Começa o show e aparece uma contorcionista/dançarina, fenômeno de beleza, que deixou todos loucos. Ao meu lado um dos jogadores do Bangu foi literalmente à loucura. Saiu do sério. Ficou de joelhos, rezou para ela, enfim, fez o diabo para ser notado pela musa. E foi!!! Final do show. Quando o nosso personagem imaginava invadir o palco e se declarar para aquela loucura de mulher, um som de palmas… Era o príncipe convocando a deusa para ficar com ele. Na passagem até o príncipe o nosso craque se ajoelhou diante dela e, em português, rogou que voltasse para ele. A deusa, que nada falava de português, foi para o príncipe e, como num passe de mágica, terminou nos braços do brasileiro jogador. Sumiram…O príncipe irado. Ambiente horroroso. E nos restou ir embora.

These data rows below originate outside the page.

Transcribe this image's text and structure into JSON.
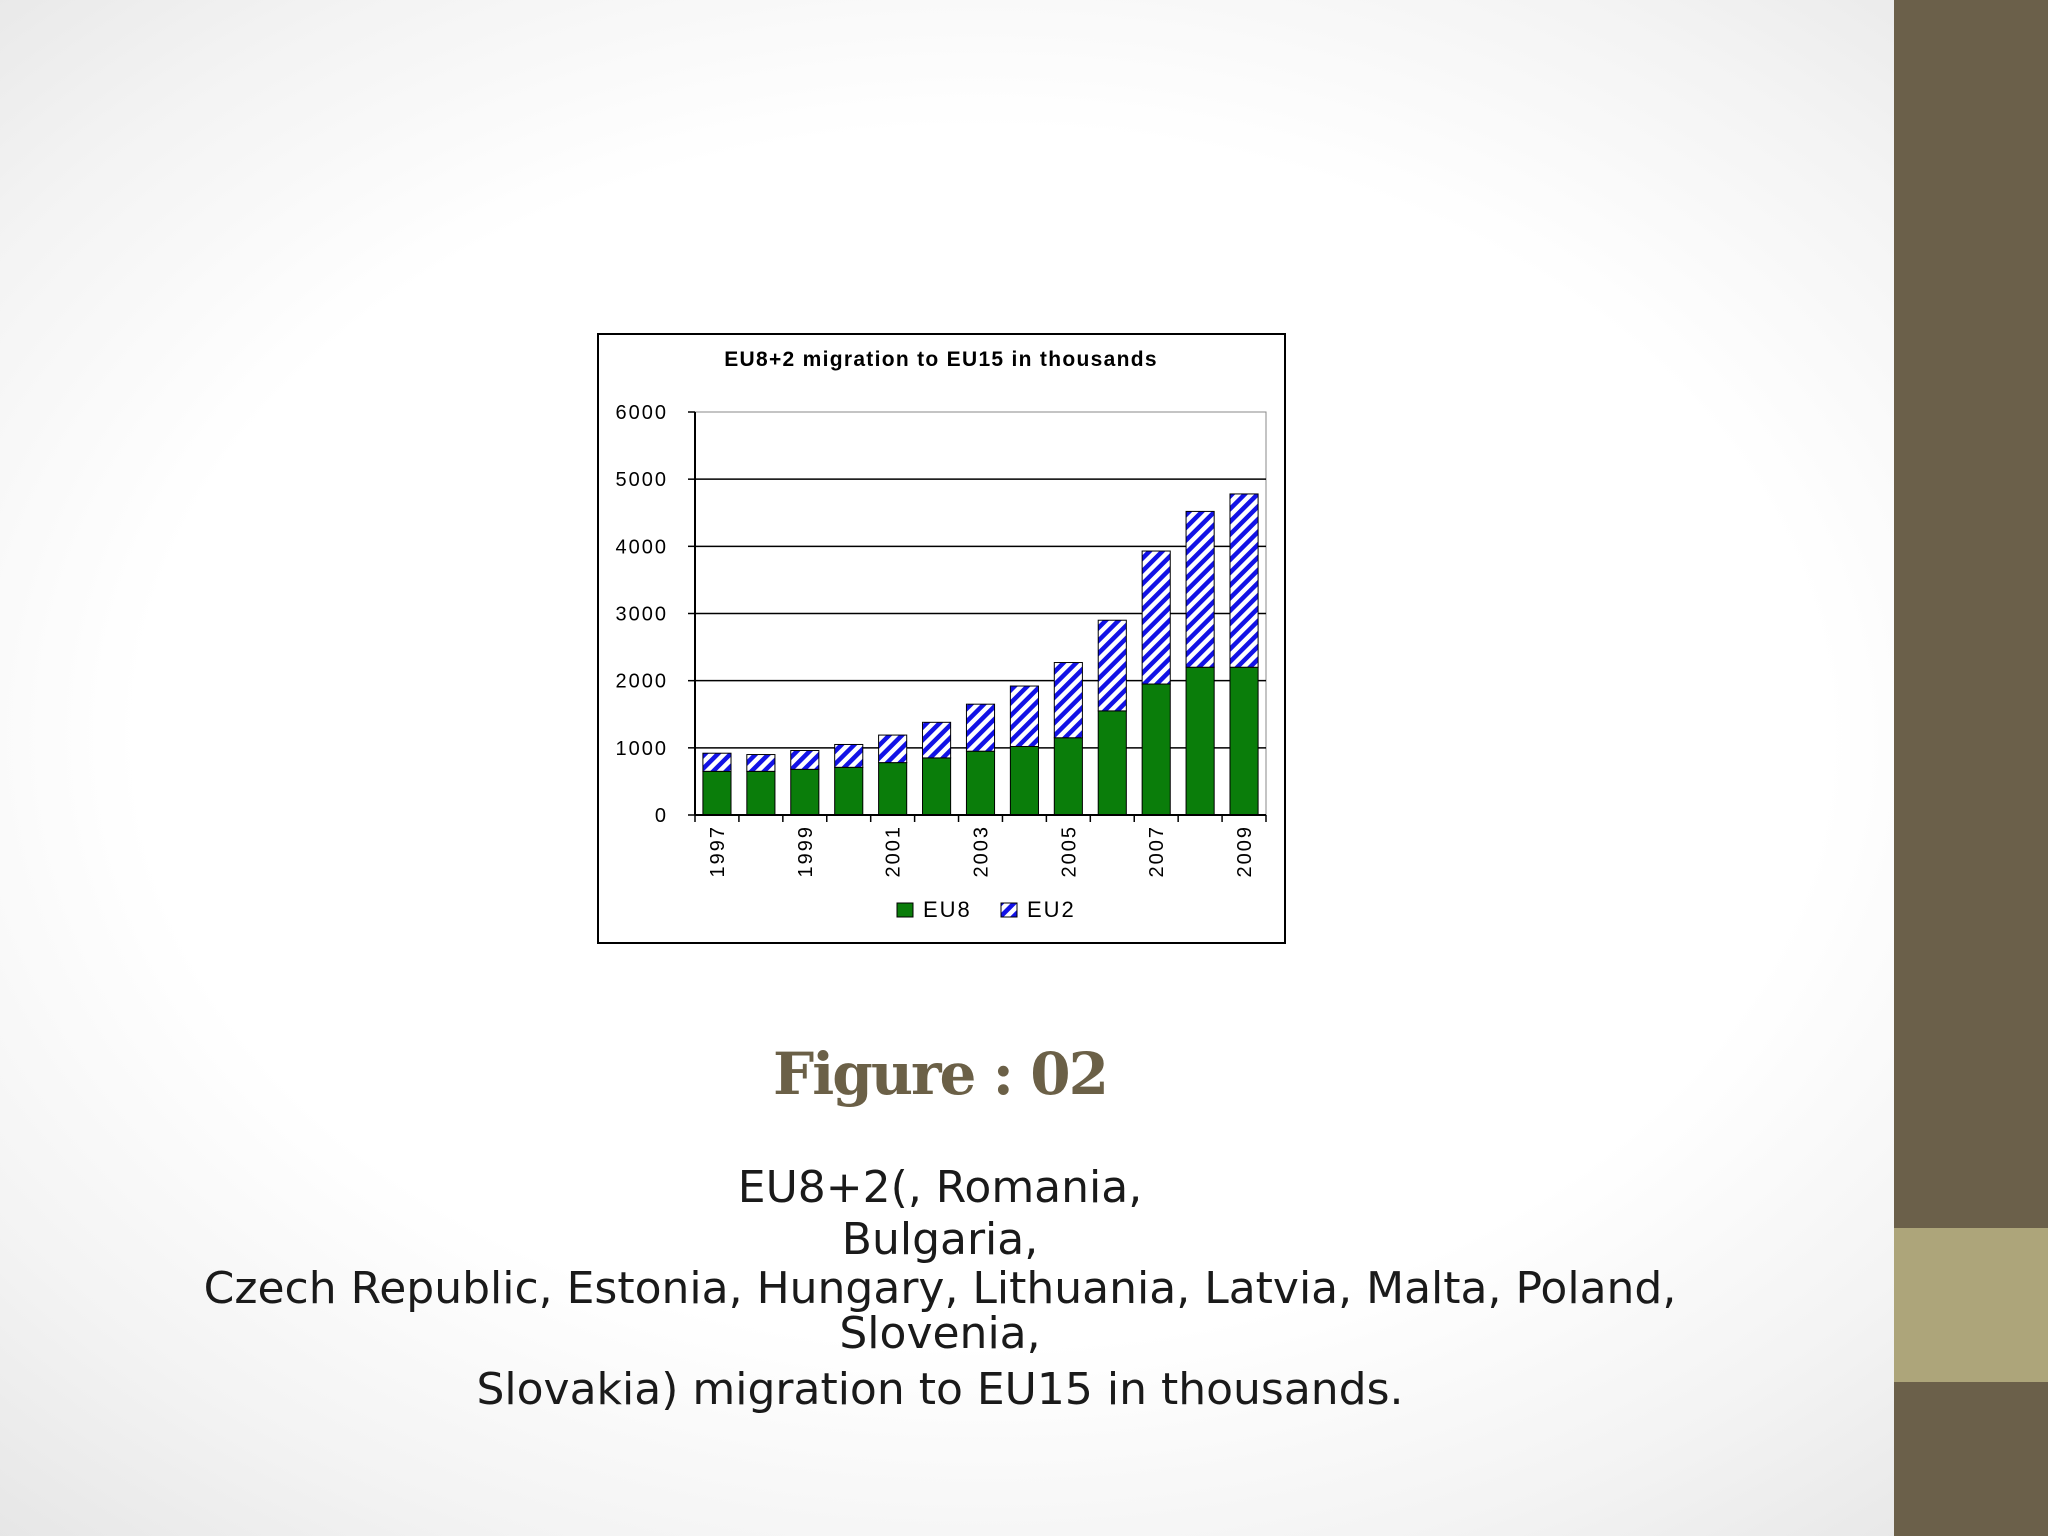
{
  "theme": {
    "side_band_color": "#6b604a",
    "side_accent_color": "#ada57a",
    "eu8_color": "#0a7d0a",
    "eu2_color": "#1212e6",
    "figure_title_color": "#6b6047"
  },
  "chart_data": {
    "type": "bar",
    "stacked": true,
    "title": "EU8+2 migration to EU15 in thousands",
    "xlabel": "",
    "ylabel": "",
    "ylim": [
      0,
      6000
    ],
    "yticks": [
      0,
      1000,
      2000,
      3000,
      4000,
      5000,
      6000
    ],
    "ytick_labels": [
      "0",
      "1000",
      "2000",
      "3000",
      "4000",
      "5000",
      "6000"
    ],
    "grid": true,
    "legend_position": "bottom",
    "categories": [
      "1997",
      "1998",
      "1999",
      "2000",
      "2001",
      "2002",
      "2003",
      "2004",
      "2005",
      "2006",
      "2007",
      "2008",
      "2009"
    ],
    "xtick_labels": [
      "1997",
      "",
      "1999",
      "",
      "2001",
      "",
      "2003",
      "",
      "2005",
      "",
      "2007",
      "",
      "2009"
    ],
    "series": [
      {
        "name": "EU8",
        "pattern": "solid",
        "values": [
          650,
          650,
          680,
          710,
          780,
          850,
          950,
          1020,
          1150,
          1550,
          1950,
          2200,
          2200
        ]
      },
      {
        "name": "EU2",
        "pattern": "diagonal-stripes",
        "values": [
          270,
          250,
          280,
          340,
          410,
          530,
          700,
          900,
          1120,
          1350,
          1980,
          2320,
          2580
        ]
      }
    ]
  },
  "figure": {
    "title": "Figure : 02",
    "caption_lines": [
      "EU8+2(, Romania,",
      "Bulgaria,",
      "Czech Republic, Estonia, Hungary, Lithuania, Latvia, Malta, Poland,",
      "Slovenia,",
      "Slovakia) migration to EU15 in thousands."
    ]
  }
}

Dia seguinte. Nova viagem. Saída marcada para o aeroporto para às 08:00h. Uma hora e meia antes, fui procurado pela nossa turminha preocupada com o louco desaparecimento do nosso craque. Depois de algumas providências, como arrumar sua mala e esperar por um milagre do aparecimento, eis que avisto no estacionamento do hotel, no carro conversível dela, o casal, apaixonado, abufelado e, em prantos, se despedindo. Com delicadeza, lá fui e disse da importância de seguirmos viagem. Já havia gente querendo punir o nosso craque por indisciplina, inclusive, já programando uma volta desgarrada…solitária… Felizmente, houve tempo para tudo. Para a despedida, para pegar o ônibus que nos conduziria ao aeroporto, e para todo o restante da excursão. Na volta, lado a lado, com ele no avião, vi por uma dezena de vezes a foto daquela linda mulher, mostrada por ele, com certeza, sua alma gêmea. Mostrava e chorava, afirmando que aquela era a mulher da vida dele. E foi!!! Embora nunca mais tivessem se encontrado…. E que mulher!!! Reverenciou o amor, felizmente, muito mais importante do que um príncipe árabe. Este depoimento é uma homenagem à mulher, como ser sublime, capaz de tudo pelo amor. E ao meu querido amigo que, com amor e talento, mandou um príncipe árabe para o espaço.